OP, you don't need a man at all costs. Man 1 sounds like he's seriously deranged and dangerous, then you let the other one in and slept with him the first time he appeared on your doorstep? He could have been anyone.

Your boundaries seem pretty fucked up if you're willing to let yourself be treated like that. Please work on your self esteem, for your own sake and that of your child.

Take care.

VioLetsMum1 Tue 08-Apr-14 21:29:27

It wasn't the first time I'd met him. We'd been talking for about 2 weeks. We met while I was out in our local shops. I know I have self esteem issues. My first boyfriend was a groomer and abusive now now this one is turning out to be the same.

Charlie97 Wed 09-Apr-14 07:32:15

Ok, I am hoping you are ok and that if he came round last night, that you managed to get rid of him or called the police.

You need to have very firm boundaries for this man, you need to text him, hat you want nothing more to do with him, then block him and do not respond to anything.

Any small amount of contact and he will wheedle his way back in.

He he comes to your home, call the police, if he comes back call them again.

He actually sounds very frightening, so you need to be really careful.

Please do update this morning though, so that we know all is well.

X

MissHobart Wed 09-Apr-14 13:34:50

Has no-one else pointed out that he RAPED you, twice?? shock

OP, please call the police, they are probably already aware of this man, he is very dangerous, get support irl, tell everyone even if you're embarrassed, people WILL help you get through this.

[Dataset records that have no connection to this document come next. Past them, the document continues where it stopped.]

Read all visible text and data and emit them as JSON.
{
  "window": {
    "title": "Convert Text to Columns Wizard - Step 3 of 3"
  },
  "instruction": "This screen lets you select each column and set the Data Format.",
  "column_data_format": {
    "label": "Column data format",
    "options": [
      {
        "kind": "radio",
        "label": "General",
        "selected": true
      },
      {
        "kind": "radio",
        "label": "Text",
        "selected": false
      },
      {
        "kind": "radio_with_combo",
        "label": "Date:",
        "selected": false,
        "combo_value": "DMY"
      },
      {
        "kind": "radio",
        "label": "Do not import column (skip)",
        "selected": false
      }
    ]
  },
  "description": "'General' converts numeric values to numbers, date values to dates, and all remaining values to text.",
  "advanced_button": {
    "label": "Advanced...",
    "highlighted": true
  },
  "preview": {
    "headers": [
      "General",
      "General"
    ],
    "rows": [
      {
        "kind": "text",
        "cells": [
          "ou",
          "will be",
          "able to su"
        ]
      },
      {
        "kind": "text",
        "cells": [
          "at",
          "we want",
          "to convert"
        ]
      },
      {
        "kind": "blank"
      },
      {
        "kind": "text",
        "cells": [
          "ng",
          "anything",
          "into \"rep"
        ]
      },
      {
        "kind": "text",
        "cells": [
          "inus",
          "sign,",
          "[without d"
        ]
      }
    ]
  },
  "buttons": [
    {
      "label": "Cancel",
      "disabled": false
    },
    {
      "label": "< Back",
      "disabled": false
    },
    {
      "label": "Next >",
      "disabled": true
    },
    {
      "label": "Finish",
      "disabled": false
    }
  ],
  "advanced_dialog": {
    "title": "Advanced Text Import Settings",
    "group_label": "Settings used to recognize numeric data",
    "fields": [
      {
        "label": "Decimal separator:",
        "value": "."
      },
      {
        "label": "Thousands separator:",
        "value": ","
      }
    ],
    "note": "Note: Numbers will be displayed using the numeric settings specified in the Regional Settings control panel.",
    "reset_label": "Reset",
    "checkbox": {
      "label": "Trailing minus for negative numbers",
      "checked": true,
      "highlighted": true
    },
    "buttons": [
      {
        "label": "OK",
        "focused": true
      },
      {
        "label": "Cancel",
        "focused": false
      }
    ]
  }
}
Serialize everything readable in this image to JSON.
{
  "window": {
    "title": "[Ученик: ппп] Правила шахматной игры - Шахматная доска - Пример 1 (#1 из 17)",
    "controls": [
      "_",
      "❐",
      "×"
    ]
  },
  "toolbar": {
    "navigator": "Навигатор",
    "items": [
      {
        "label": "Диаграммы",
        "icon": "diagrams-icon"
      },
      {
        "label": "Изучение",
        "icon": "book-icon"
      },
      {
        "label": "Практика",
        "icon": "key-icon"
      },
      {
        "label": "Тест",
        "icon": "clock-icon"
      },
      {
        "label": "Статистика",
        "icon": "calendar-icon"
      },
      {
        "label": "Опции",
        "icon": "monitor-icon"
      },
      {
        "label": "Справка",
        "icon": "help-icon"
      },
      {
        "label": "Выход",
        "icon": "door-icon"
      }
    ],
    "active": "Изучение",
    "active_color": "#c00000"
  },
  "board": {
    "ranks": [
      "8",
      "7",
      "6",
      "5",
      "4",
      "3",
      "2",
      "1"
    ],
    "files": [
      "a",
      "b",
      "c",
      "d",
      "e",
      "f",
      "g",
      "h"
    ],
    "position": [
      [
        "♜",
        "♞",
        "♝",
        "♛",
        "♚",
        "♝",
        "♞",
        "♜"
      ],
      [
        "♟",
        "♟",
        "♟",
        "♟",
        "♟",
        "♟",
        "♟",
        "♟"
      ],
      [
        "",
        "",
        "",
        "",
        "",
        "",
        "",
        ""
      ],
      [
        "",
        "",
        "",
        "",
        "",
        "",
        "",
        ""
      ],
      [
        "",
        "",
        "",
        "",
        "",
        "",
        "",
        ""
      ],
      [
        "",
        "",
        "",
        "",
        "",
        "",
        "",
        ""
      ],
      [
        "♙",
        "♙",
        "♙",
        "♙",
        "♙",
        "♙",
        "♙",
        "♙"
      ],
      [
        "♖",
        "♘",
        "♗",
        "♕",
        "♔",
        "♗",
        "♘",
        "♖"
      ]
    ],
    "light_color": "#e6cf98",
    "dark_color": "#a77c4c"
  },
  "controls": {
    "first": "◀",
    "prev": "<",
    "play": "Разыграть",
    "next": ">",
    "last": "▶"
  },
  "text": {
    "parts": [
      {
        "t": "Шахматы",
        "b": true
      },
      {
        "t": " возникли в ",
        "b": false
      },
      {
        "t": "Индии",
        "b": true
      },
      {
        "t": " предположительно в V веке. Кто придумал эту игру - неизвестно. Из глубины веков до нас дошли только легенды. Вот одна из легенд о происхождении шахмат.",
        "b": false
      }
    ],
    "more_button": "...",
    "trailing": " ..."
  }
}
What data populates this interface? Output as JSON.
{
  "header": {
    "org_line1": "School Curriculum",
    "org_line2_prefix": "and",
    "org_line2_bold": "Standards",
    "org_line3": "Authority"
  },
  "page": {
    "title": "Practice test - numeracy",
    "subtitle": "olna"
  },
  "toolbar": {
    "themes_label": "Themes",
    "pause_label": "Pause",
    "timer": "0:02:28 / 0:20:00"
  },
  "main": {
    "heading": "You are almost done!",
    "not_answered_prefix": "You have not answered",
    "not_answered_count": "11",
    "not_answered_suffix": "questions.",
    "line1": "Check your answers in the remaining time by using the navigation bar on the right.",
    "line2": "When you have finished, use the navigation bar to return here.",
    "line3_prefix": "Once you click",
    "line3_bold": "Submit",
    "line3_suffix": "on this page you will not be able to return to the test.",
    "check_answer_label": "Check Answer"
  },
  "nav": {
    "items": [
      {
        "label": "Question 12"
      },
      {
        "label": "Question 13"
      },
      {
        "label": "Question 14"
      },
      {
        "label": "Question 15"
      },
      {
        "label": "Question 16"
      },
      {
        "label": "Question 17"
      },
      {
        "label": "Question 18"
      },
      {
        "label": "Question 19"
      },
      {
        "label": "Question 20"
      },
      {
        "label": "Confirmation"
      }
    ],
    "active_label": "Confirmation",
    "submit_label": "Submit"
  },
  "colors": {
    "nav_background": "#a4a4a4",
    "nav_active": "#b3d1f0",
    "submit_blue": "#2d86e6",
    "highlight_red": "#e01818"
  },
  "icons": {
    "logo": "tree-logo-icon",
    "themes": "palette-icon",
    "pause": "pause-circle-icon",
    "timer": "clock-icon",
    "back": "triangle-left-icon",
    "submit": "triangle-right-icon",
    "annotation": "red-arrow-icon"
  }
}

Start keeping a record of EVERYTHING, including all the stuff that's happened previously, keep your doors locked and call 999 if he turns up.

I really hope you're ok and safe right now. Lots of hand holds and support from here. thanks

MissHobart Wed 09-Apr-14 13:36:16

Also tell the dating site, they need to get rid of him, he is trolling sites for women to abuse. thanks

VioLetsMum1 Wed 09-Apr-14 17:22:15

He sent texts this morning begging for me to give him a chance. Now he has sent an essay saying how he's accepted I don't want to give things a go but he's going to miss us so much and how he was going to be a father to DD etc.

MissHobart Wed 09-Apr-14 17:29:21

Be strong, he's manipulating you, you don't need him! there are plenty of brilliant men out there! xx

Madlizzy Wed 09-Apr-14 17:31:53

He's dangerous, and he has raped you. Sex without your absolute consent is rape, even if you didn't try and fight him off. Please don't let him back in. Change your number, change your locks, inform the police that he's stalking you, whatever it takes to get him away from you and your daughter. If he comes to your house, call the police.